Это интервью я приехал брать в студию Игоря Матвиенко, где Илья Лукашев в это время занимался сведением. Студийным звукорежиссером он работает уже более десяти лет, постоянно сотрудничает с группой Therr Maitz во главе с Антоном Беляевым, а в последний год курирует курс музыкальной звукорежиссуры в Институте Звукового Дизайна. Илья придерживается собственной теории о подборе мониторной акустики — «транслируемости», считая, что у звукорежиссеров и аудиофилов много общего, а наушники EarPods во многом — манна небесная.

— Илья, в первую очередь расскажите нашим читателям о себе. Почему вы решили стать звукорежиссером?

— Еще в школьные годы я хотел стать музыкантом, научиться играть на инструменте. В какой-то момент решил, что хочу найти себе профессию, близкую музыке. Я по юности и глупости думал, что студийная звукорежиссура позволит мне жить в музыкальной среде, совершенствоваться как музыканту и вдобавок работать. Но совместить не вышло: музыкант из меня получился, прямо скажем, так себе. Не мне судить, какой из меня вышел звукорежиссер, но здесь я довольно востребован.

Как и большинство коллег начинал я с самых низов: сначала был тибоем (от англ. «tea boy» — работа помощником по мелким делам, буквально «мальчик на побегушках»), мотал провода и носил кофе, помогал настраивать технику, и вот остался в индустрии окончательно.

— Вы начинали работать с электронными стилями или живой музыкой?

— Я всегда любил живую музыку, слушал много рока, и, конечно, хотел записывать именно его. Но как профессионал я имел дело с разной музыкой: фьюжн, джаз и т.п. Я никогда не отказывался от работы по причине нелюбви к определенному стилю. Даже когда ты записываешь, например, металл в исполнении группы базового уровня, ты учишься редактировать, выжимать максимум из музыкантов, решать технические проблемы, связанные c неумением людей играть на своих инструментах и т.п. Или приходит жена депутата, не умеющая петь, и ты не можешь ей сказать «извините», ведь ты работник студии, а не фрилансер. Зато учишься собирать вокал из отдельных букв и делать ювелирную коррекцию тона.

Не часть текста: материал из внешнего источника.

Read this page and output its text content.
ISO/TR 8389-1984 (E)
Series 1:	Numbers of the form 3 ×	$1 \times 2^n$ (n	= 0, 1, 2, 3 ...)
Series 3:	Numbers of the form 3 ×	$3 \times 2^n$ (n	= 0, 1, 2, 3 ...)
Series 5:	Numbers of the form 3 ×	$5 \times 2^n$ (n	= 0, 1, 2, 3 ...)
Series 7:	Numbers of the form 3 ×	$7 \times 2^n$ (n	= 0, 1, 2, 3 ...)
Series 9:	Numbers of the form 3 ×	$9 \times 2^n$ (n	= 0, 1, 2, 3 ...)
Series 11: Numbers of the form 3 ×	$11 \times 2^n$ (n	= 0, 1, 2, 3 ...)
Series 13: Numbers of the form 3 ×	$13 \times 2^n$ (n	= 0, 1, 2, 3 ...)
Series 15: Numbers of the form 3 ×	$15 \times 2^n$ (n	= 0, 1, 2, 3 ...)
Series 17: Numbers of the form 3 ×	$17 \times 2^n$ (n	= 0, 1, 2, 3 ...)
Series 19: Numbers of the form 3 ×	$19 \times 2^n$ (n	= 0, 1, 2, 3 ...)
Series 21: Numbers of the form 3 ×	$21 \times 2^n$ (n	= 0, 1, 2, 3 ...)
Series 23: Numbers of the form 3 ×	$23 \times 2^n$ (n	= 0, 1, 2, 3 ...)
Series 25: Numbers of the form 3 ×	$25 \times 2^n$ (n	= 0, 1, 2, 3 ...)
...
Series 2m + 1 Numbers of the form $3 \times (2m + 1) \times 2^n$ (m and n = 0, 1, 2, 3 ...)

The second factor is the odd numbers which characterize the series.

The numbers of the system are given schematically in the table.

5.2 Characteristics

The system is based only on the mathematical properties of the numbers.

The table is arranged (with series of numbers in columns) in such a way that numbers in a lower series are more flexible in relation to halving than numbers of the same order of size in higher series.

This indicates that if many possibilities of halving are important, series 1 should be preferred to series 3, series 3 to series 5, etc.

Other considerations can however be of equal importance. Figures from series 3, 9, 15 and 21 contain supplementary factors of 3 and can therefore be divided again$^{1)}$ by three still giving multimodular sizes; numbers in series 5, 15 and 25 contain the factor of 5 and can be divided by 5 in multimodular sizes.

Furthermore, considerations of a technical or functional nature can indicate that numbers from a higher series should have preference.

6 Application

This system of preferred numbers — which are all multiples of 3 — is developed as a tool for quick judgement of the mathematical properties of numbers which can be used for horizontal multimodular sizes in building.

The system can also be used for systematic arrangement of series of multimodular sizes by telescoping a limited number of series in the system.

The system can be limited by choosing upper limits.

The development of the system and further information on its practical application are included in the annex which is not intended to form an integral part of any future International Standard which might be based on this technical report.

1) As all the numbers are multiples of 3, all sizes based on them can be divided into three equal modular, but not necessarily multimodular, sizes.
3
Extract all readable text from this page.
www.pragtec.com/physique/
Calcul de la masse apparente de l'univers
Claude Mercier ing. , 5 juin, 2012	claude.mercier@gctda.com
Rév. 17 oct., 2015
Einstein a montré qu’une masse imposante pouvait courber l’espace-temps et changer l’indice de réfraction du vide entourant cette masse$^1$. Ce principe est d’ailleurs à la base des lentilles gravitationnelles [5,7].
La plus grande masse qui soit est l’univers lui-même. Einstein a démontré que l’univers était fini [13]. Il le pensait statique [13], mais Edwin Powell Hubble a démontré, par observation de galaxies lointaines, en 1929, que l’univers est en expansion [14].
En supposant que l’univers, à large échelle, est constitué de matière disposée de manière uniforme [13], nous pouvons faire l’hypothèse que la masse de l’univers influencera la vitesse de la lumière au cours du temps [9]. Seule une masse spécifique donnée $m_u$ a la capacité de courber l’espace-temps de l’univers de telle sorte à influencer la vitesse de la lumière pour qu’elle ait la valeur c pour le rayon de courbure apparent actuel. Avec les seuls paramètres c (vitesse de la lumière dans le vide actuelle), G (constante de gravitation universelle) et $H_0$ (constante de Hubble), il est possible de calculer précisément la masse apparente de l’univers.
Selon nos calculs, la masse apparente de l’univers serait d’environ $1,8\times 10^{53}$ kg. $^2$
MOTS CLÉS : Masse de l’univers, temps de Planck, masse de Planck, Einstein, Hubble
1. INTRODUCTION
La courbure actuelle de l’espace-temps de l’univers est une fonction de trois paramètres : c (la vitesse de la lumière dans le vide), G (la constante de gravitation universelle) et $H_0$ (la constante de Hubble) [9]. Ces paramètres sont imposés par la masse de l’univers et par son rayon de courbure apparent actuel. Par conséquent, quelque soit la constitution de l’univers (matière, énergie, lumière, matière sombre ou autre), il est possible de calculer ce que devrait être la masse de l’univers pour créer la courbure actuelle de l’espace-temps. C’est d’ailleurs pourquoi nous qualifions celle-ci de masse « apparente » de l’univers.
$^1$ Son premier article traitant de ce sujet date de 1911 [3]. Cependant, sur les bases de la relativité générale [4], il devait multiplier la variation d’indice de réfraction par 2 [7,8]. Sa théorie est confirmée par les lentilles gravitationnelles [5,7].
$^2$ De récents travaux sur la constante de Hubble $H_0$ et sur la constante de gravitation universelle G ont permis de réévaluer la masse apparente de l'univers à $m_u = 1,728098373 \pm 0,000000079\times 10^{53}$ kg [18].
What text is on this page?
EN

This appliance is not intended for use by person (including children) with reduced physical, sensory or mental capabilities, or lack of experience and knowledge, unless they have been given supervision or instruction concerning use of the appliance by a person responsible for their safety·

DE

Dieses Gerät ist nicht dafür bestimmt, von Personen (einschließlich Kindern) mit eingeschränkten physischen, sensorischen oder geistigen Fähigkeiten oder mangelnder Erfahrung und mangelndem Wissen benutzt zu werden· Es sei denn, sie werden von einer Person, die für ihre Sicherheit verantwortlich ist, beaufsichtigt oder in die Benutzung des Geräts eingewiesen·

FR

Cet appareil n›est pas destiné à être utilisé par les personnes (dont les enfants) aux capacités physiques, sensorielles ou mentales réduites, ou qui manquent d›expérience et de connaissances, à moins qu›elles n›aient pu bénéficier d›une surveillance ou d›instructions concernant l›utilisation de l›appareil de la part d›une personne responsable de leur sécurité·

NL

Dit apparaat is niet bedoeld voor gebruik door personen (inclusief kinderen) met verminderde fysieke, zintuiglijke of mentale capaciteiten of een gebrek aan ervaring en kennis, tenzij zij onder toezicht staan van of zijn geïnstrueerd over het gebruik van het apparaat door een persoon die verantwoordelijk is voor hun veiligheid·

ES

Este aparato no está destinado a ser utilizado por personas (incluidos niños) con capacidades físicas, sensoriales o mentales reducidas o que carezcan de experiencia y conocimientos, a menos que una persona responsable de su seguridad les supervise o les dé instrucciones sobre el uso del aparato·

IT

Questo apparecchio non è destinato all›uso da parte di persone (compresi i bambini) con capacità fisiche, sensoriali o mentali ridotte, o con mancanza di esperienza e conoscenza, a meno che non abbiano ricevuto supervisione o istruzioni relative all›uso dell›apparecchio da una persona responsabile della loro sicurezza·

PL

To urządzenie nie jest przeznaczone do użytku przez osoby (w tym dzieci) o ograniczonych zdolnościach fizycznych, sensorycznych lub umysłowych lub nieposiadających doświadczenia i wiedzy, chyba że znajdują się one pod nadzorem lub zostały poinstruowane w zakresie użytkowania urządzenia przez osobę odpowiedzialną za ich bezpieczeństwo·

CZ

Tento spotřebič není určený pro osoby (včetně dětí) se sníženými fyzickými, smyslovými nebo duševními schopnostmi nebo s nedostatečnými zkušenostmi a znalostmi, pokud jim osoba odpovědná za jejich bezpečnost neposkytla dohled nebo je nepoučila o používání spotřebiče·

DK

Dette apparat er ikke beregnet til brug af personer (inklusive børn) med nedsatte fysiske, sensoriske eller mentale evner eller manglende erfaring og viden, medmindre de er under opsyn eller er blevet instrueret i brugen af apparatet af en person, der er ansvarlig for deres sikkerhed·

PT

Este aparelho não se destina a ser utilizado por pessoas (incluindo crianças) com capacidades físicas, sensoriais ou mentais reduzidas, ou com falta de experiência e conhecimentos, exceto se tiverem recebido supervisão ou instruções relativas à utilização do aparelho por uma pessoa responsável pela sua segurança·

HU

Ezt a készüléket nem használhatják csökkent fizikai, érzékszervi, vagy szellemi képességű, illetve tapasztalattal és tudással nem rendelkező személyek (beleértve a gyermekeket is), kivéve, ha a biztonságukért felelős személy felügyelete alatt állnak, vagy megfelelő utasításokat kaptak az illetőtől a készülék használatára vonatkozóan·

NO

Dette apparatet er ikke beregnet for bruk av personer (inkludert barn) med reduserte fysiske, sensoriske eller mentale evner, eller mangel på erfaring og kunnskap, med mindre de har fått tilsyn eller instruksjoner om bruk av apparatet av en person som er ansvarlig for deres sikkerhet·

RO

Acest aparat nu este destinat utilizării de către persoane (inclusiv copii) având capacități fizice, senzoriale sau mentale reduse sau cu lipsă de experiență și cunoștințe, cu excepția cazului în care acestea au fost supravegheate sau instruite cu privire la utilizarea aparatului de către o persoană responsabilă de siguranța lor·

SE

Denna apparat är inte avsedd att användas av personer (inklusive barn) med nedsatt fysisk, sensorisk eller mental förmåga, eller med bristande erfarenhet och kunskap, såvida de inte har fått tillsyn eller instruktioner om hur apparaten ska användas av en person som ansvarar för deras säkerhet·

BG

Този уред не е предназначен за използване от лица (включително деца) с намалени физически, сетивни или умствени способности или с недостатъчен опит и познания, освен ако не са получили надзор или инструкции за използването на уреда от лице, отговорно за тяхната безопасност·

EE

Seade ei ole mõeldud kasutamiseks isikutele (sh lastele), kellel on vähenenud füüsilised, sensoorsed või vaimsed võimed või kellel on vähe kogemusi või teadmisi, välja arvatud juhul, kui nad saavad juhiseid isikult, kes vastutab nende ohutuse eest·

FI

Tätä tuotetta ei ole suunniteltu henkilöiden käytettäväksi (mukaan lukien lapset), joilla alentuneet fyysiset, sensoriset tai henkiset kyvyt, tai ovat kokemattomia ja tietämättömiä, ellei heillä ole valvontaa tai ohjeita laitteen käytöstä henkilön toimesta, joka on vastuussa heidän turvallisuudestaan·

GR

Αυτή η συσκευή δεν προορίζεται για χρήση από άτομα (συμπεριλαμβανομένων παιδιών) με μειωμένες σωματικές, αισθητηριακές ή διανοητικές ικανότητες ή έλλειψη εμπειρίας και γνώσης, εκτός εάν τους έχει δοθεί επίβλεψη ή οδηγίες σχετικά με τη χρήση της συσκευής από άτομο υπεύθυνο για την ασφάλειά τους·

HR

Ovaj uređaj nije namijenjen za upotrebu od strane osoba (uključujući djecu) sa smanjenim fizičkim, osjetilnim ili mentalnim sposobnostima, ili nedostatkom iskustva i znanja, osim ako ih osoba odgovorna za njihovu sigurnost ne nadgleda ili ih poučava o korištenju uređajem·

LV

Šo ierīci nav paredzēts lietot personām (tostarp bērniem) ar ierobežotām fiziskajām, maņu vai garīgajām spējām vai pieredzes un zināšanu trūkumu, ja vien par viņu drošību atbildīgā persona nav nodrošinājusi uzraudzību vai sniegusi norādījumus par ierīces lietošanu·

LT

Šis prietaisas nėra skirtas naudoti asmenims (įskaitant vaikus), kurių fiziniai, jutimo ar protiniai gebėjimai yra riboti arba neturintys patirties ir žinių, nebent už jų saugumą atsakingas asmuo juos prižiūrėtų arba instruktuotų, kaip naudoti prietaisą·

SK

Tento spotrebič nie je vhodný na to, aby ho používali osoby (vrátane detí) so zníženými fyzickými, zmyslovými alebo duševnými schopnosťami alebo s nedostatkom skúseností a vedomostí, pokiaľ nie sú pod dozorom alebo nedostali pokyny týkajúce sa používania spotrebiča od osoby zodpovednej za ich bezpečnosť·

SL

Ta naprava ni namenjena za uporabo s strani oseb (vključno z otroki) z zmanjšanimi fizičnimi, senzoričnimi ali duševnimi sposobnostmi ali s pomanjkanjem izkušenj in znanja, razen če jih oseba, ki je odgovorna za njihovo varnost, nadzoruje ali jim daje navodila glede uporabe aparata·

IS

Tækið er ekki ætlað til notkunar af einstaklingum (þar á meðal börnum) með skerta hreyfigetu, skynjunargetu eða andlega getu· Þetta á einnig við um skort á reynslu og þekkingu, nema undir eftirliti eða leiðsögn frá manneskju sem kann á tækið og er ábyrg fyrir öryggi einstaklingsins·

Это хорошая школа, потому что когда к тебе придет проект всей твоей жизни, ты уже будешь обладать необходимыми навыками, которые позволят тебе очень быстро устранять мелкие огрехи, возникающие во время исполнения у хороших музыкантов.

Чтобы почувствовать себя уверенно в этой среде, нужно пройти через много кругов ада. Это же такая специальность, где переплетено искусство и технологии. Нужно знать и техническую базу, и помогать рождению музыки. Звукорежиссура — это техническое акушерство.

— Профессионалы иногда жалуются, что перестают слушать музыку, потому что не могут воспринимать ее цельно. Можете ли вы сегодня слушать музыку без раскладки композиции на технические детали?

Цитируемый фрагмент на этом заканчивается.